Bangunannya menyimpan banyak kisah. Di sekitarannya para warga semua berkumpul, kapan pun.
Cahaya matahari yang menyorot terik kepulauan Tanimbar di Maluku Tenggara Barat (MTB) sore itu tak menyurutkan sekelompok anak bermain gerobak di halaman Desa Sangiat Dol Kecamatan Wertamrian Kabupaten MTB . Beberapa anak masuk dalam gerobak , sementara satu temannya mendorong gerobak itu dengan kencang sambil tertawa ceria. Mereka mengelilingi tumpukan batu yang tampak tersusun rapi di pusat desa tersebut.
Di sudut lainnya, tampak sekumpulan ibu-ibu sedang bercengkrama. Tak jauh dari dari mereka, beberapa pemuda sedang serius bicara soal musim menjaring ikan yang selalu terhalang angin kencang yang melanda perairan di sekitar pulau tersebut. Semua seolah berkumpul menumpahkan susah senangnya di area tumpukan batu tersebut. Seolah ada magnet bahwa kawasan tersebut adalah jantung kehidupan desa tersebut.

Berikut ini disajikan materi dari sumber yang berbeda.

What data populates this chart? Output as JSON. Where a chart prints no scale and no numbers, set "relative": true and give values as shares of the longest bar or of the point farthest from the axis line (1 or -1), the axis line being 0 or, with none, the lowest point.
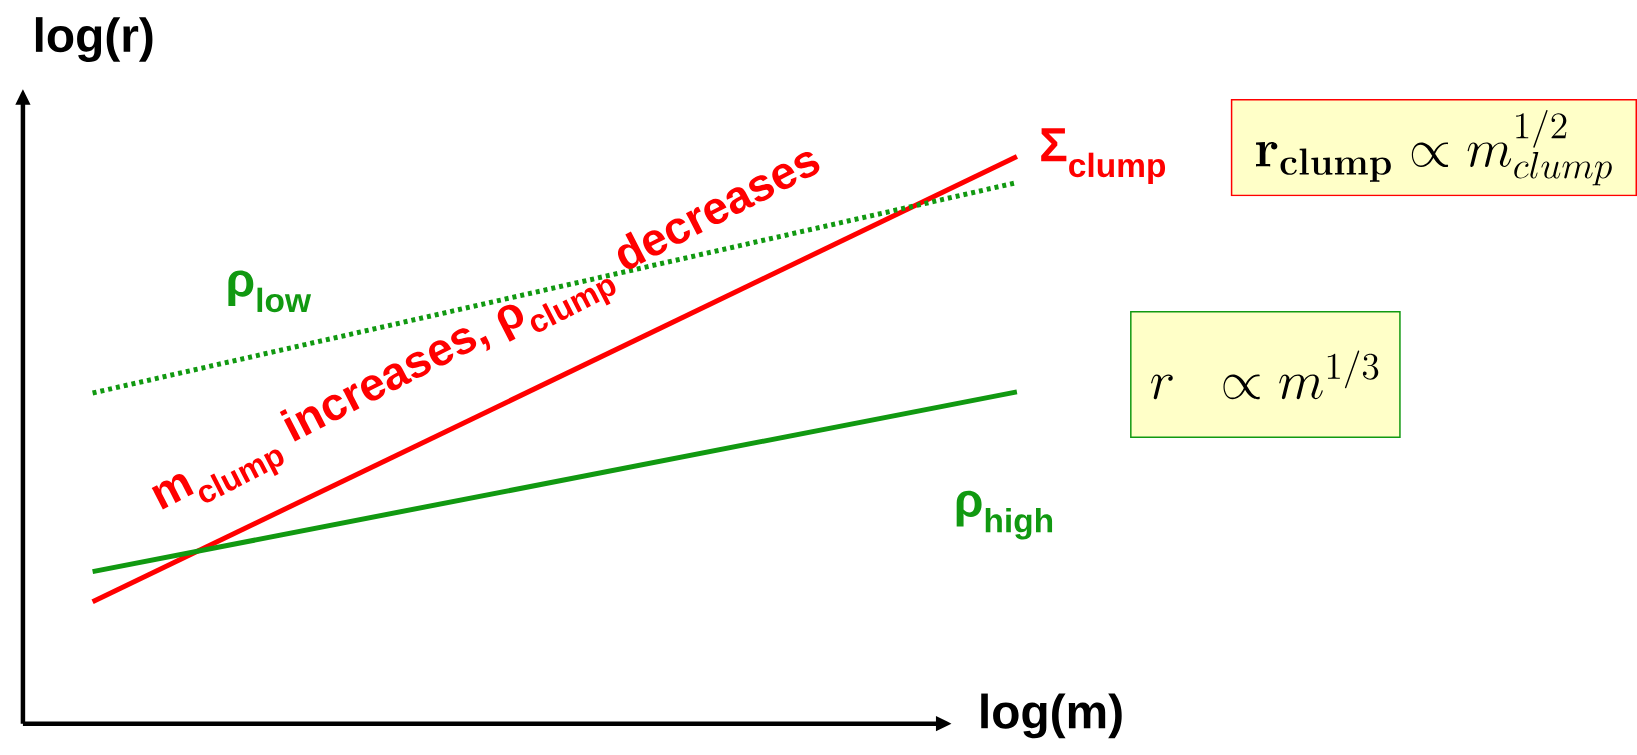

Tumpukan batu itu memang bukan sembarang tumpukan batu, Tapi bersusun membentuk sebuah bentuk yang meruncing di kedua ujungnya., dan melebar di tengahnya, mirip sebuah perahu. Besarnya sekitar 8 x5 meter dengan tinggi 1,2 meter. Masyarakat di sana menyebutnya Natar Fampompar atau perahu batu. Konon perahu batu tersebut dibentuk sejak tahun 1800. Yaitu saat para leluhur masyarakat kampung tersebut baru sampai , dan tepat di tengah kampung tersebutlah mereka menyusun batu-batu tersebut menjadi sebuah perahu. Perahu adalah sarana transportasi para leluhur mereka.
Kini perahu tersebut digunakan untuk musyawarah adat, tempat berkumpulnya para tetua desa menyelesaikan setiap permasalahan kampung. Tak heran jika di sekeliling perahu batu tersebut juga dibangun beberapa rumah adat tempat para tetua adat berkumpul jika upacara adat digelar di sana. Konon, dulu, di perahu tersebut juga ada beberapa patung batu. Sayang, pada 2002 patung yang ada di haluan dicuri dan tidak ditemukan sampai sekarang. Akhirnya patung lainnya, kini disimpan di rumah tetua adat.
Selain perahu, di pusat kampung tersebut terdapat perahu batu lain di tepi pantai dekat desa Sangliat Dol. Bedanya, perahu batu ini memiliki sumur di tengahnya. Meskipun lokasinya dekat dengan laut namun air sumur ini tawar dan bening.
Perahu batu itu seperti memiliki magnet. Di mana pun, di situlah para penduduk di sekitar berkumpul. Dari acara adat, atau pun hanya sekadar obrolan biasa, bahkan tempat anak-anak mencurahkan semangat bermainnya. Paling tidak maksud para leluhur itu membuat banguanan perahu batu itu di sana sudah tercapai.
Andaikan saja batu-batu itu bisa bicara, betapa banyak kisah tentang kehidupan kampung itu akan terungkap.